Ed Smith takes a look at a country whose cured meats might not be as well-known as those of Italy, Spain and France, but should be: Croatia

“NEXT TIME YOU ENTER TASTE CROATIA, LOOK UP – THERE’S OFTEN A WHOLE PRSUT HANGING FROM THE CEILING”

Through this series we’ve discussed cured meats in general, Italian regional variations at length, and the two other giants of European curing – Spain and France – in detail too. Hopefully I’ve added context to what you already knew and loved, and the articles provided some encouragement to try a few slices of something new next time you walk around the Market (the rolled pancetta at Bianca Mora is looking particularly fine (and fatty) at the moment…).

While those three regions are the places most Brits think about when it comes to cured meats, there’s more to it than salumi, charcuterie and charcuteria.

Germany and Scandinavia in particular have fine traditions of curing – often with a smoky edge, most likely because their climate necessitated that element more than the natural curing chambers provided by the caves of Emilia-Romagna and the Iberian Peninsula. At the Market, another region is also represented: Croatia.

Croatian cuisine is varied and regional. To knowingly over-simplify things: food in coastal areas take a distinctly Italian and Mediterranean turn, with olive oil, rosemary, sage, bay leaf, figs and truffles; further inland, the influence of Hungarian and Turkish cuisine is clear, so think paprika, black pepper and lard for cooking (rather than olive oil). One thing is consistent, though: traditional cured meats.


Pršut

Next time you enter Taste Croatia, look up – there’s often a whole pršut hanging from the ceiling. Pršut is the dried rear leg of a pig so, basically (but not specifically), the same thing as prosciutto or serrano ham.

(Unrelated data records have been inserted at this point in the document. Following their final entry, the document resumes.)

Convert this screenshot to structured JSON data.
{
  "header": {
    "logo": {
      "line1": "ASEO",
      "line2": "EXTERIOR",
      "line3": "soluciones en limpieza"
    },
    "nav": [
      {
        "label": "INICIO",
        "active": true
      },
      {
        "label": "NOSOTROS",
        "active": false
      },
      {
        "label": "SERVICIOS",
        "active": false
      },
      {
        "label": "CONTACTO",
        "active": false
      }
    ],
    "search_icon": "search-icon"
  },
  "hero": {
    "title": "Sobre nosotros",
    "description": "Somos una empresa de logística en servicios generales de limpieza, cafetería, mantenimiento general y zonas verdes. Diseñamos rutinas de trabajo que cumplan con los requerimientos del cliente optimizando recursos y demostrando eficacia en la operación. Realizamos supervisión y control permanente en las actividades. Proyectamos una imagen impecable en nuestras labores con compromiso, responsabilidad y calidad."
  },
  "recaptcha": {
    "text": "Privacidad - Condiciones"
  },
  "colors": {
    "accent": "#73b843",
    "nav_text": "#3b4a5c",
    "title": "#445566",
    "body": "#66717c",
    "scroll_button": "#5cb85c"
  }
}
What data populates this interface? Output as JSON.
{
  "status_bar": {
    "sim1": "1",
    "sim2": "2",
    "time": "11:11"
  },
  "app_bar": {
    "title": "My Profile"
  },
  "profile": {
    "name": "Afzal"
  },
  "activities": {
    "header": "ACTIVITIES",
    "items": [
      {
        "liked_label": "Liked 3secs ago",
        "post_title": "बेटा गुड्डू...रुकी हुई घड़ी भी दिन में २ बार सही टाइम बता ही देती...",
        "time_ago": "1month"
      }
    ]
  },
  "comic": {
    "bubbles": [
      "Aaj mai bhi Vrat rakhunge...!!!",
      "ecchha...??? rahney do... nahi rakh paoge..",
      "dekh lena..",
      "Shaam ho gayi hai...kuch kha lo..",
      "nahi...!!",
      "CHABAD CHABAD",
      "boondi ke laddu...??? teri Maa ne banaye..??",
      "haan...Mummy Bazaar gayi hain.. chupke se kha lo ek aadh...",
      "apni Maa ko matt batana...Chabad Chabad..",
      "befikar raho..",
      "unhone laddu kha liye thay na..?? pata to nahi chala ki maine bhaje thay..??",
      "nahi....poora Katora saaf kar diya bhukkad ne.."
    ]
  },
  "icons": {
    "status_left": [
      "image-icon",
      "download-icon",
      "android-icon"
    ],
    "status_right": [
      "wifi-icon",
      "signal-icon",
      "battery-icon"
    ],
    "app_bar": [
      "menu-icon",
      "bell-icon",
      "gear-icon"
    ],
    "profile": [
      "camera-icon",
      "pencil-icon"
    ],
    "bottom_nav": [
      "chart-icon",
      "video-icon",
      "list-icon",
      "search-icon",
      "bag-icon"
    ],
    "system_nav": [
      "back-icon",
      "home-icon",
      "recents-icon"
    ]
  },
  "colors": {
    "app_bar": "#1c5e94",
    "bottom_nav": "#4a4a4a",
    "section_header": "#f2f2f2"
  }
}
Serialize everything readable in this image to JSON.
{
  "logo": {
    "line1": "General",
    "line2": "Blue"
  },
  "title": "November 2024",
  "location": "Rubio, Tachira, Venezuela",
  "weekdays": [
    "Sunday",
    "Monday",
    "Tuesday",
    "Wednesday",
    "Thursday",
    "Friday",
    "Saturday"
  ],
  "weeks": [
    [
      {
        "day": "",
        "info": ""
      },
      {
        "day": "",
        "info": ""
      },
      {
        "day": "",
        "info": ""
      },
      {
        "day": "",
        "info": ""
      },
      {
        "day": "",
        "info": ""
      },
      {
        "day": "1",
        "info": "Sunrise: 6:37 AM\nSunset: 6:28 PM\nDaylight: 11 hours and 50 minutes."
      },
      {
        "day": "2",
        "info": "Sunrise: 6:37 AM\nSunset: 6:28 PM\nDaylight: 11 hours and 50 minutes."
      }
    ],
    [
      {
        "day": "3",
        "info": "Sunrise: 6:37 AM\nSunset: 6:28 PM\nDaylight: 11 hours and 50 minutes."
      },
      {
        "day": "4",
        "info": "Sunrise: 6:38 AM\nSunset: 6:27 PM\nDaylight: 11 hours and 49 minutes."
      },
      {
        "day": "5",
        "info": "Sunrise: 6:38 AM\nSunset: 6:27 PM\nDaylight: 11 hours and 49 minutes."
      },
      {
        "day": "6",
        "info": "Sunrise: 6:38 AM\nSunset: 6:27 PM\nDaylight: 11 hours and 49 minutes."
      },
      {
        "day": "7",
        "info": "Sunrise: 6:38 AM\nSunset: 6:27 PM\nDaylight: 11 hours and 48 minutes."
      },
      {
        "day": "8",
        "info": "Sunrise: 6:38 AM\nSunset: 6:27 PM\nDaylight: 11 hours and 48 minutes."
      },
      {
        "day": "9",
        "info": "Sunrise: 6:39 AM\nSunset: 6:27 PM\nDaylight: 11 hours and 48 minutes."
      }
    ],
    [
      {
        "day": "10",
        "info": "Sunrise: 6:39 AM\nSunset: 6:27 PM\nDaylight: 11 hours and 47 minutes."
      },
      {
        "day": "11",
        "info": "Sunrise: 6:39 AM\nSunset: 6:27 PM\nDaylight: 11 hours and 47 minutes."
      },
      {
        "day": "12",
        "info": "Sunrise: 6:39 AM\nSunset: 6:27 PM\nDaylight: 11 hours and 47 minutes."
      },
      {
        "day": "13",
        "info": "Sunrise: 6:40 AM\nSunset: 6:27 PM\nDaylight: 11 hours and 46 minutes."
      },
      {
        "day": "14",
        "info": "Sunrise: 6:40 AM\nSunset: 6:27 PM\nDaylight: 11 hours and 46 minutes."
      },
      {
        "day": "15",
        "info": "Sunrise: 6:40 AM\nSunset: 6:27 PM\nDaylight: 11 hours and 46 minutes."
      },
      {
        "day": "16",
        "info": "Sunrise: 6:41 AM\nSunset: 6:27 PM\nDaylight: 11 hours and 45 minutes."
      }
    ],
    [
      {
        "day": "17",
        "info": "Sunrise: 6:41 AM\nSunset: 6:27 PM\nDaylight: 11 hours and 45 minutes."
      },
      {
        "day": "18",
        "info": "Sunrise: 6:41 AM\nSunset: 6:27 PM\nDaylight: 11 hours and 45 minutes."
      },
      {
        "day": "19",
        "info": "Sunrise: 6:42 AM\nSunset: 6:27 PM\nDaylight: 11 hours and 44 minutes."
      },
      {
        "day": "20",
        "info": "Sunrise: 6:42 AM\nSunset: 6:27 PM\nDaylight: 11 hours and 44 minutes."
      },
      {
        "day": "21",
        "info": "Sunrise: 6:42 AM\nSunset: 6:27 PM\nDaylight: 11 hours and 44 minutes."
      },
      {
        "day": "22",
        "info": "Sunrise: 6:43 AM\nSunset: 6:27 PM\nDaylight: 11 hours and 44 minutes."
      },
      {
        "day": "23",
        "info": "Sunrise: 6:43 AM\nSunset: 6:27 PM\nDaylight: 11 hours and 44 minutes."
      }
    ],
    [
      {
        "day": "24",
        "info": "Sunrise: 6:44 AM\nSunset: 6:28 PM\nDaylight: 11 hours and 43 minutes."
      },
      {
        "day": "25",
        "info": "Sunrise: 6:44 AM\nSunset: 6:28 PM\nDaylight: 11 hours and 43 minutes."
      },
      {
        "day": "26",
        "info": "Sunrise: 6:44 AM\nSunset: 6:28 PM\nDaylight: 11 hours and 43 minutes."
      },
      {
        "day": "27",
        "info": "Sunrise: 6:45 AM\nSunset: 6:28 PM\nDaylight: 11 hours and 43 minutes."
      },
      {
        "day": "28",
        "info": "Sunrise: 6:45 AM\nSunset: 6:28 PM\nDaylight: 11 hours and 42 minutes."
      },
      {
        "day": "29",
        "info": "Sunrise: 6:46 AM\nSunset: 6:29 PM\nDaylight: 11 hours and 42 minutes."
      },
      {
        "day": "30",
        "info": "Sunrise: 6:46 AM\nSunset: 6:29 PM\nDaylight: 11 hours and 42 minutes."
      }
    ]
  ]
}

I am told that you will find pršut across Croatia, though the two areas that this meat tends to be produced are Istria and Dalmatia. These are coastal regions that benefit from climatic conditions which are favourable to curing and air-drying pig’s legs, with both steady winds from the Adriatic and dry winds from coastal mountains.

Dalmation pršut is lightly smoked for flavour, but otherwise simply salted, and often matured for a couple of years. Istrian pršut is unsmoked, but (unusually for this style of meat) skinned before the curing process begins and seasoned with pepper, bay leaves and garlic, and aged for a year.


Kulen

Kulen is like a very meaty, slightly crumbly chorizo seasoned with paprika, garlic and white pepper. We need to head east and inland to understand it and, again, there are a couple of different varieties.

Both are oval shaped and large, often up to 10cm in diameter, on account of the fact the sausage meat is stuffed into a pig’s intestine. But kulen from Baranja, the Croatian-Hungarian border region, is smoky and spicy and paprika-heavy; kulen from Slavonia, on the other hand, includes already-cured bacon among the pork mince, and less paprika.


Wild boar, venison and salami

Other meats exist beyond the stars of kulen and pršut. As with the other regions we’ve discussed, premium products and styles develop over time, but the prime reason for curing was always to preserve the meat of an animal for as long as possible, so every bit would have been used.

As one might expect, small salami-style sausages are prevalent. At Taste Croatia you can find salamis from Istria featuring Istrian black truffles, and also plainer ones using wild boar. The flavours and styles that differentiate regional salamis are so often based on meats or seasonings local to the sausage makers, and it’s no different here.

Istrian artisans have also turned their hands to curing wild venison and boar in a prosciutto-style for slicing – each really worth sampling.